L’affare sembra quindi concluso, viene proposto un brindisi ma, come lo spettatore ha appreso poco prima, Tommy è ora un uomo sobrio – quantomeno per quanto riguarda l’alcol – e, a quanto pare, non essere un alcolista negli anni ’30 era motivo di vergogna e scherno da parte di chiunque. A ridere per ultimo, però, sarà lo stesso Tommy, a conoscenza dell’identità di un presunto traditore tra le fila degli uomini dello zio Jack, sussurrato ad un orecchio con la glaciale compostezza che da sempre caratterizza il personaggio di Cillian Murphy.

FAMILY BUSINESS


I now realize that whisky is just fuel for the loud engines inside your head.
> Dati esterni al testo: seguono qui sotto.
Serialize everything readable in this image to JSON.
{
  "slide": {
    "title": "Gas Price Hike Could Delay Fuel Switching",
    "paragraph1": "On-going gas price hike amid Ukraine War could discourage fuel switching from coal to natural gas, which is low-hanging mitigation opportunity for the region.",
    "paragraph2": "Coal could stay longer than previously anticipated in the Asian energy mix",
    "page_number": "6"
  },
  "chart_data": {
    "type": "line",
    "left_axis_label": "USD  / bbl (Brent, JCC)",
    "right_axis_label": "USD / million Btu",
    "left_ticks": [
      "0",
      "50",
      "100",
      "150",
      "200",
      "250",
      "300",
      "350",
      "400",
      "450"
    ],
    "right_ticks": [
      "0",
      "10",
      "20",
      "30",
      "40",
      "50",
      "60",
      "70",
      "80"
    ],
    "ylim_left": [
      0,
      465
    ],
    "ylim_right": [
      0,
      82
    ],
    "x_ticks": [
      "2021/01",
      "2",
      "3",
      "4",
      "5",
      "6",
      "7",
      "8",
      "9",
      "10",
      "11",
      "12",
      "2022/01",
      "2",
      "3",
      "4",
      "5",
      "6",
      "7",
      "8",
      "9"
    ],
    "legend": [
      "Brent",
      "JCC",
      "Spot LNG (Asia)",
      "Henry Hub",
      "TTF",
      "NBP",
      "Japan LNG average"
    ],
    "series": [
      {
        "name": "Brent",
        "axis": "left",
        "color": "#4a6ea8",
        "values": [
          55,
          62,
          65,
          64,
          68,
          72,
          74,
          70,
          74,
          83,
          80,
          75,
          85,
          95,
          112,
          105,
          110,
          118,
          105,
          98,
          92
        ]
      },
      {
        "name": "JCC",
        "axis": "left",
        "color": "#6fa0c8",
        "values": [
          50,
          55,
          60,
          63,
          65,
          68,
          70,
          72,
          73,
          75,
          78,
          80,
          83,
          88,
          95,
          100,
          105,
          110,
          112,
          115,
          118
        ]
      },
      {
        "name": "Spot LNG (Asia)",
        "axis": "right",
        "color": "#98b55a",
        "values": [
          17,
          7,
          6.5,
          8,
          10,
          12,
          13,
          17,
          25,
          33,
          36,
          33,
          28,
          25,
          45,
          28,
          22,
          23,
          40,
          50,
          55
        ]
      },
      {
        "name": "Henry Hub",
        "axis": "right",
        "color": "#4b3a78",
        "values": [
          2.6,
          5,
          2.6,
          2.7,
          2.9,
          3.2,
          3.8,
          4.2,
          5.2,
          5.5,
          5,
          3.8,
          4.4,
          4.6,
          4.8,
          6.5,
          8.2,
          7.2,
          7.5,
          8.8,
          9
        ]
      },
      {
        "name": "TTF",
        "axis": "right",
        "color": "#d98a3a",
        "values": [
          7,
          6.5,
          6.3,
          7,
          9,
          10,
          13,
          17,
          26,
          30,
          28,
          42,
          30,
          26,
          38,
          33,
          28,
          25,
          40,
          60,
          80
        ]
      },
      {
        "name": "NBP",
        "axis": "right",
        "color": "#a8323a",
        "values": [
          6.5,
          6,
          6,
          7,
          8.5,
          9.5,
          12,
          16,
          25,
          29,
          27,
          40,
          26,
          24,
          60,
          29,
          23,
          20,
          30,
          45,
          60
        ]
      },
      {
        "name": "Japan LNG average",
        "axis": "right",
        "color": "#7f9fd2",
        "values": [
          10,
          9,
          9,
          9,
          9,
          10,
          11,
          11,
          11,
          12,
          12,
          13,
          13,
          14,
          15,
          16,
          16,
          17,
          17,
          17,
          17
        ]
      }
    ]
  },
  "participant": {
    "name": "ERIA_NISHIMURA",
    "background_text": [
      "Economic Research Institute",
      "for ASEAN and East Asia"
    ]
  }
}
Se la morte di Polly ha spinto Thomas a liberarsi dalla schiavitù impostagli dall’alcol, rendendolo visibilmente più lucido e concentrato, sorte diversa ha atteso il più grande degli Shelby. Arthur infatti ricade nel tunnel della dipendenza, stavolta da oppio, impersonando il peggior Babbo Natale della storia e riportando il personaggio a confrontarsi nuovamente con i suoi demoni più oscuri.
Si tratta comunque di una parentesi molto breve in un episodio principalmente Tommy-centrico e che lascia invece più spazio a Michael e Gina, che in questa stagione sembrano occupare un ruolo di rilievo rispetto alle precedenti. Il tema della vendetta nei confronti del fratello sembra essere uno degli aspetti più importanti messi in scena finora, oltre che costituire un ottimo stratagemma per generare continua tensione nel corso dei vis a vis ra i due personaggi.
La partita a scacchi è cominciata e Thomas ha già fatto la sua prima mossa, incastrando Michael e facendolo arrestare con la minaccia di tenerlo dentro per un bel po’ di tempo, tentando di convincere nel frattempo la moglie a fare da tramite tra lui e Jack Nelson con la minaccia di entrare in affare con gli ebrei di Solomon. La ritrovata lucidità di Tommy sembra aver riportato il personaggio ai fasti delle prime stagioni, prima della scomparsa di Grace e del successivo crollo psicologico, ma la partita è appena cominciata e Michael non sembra intenzionato ad arrendersi così facilmente senza prima combattere.

 

THUMBS UP THUMBS DOWN
  • Come al solito uno spettacolo per gli occhi
  • L’ignoranza di Tommy Shelby quando è sobrio
  • Prima scena dedicata ad Arthur: lui strafatto sulle scale che non sa manco come si chiama
  • La vendetta promessa da Michael
  • Più spazio ad Anya Taylor-Joy e alla sua Gina
  • Il faccia a faccia finale tra Michael e Tommy
  • Nulla di rilevante

 

Si potrebbe tranquillamente cominciare con la massima valutazione ma trattandosi di un episodio molto introduttivo ci si accontenta di un Thank in attesa, probabilmente, di una lunga sfilza di Bless ad accompagnare la corsa finale della serie.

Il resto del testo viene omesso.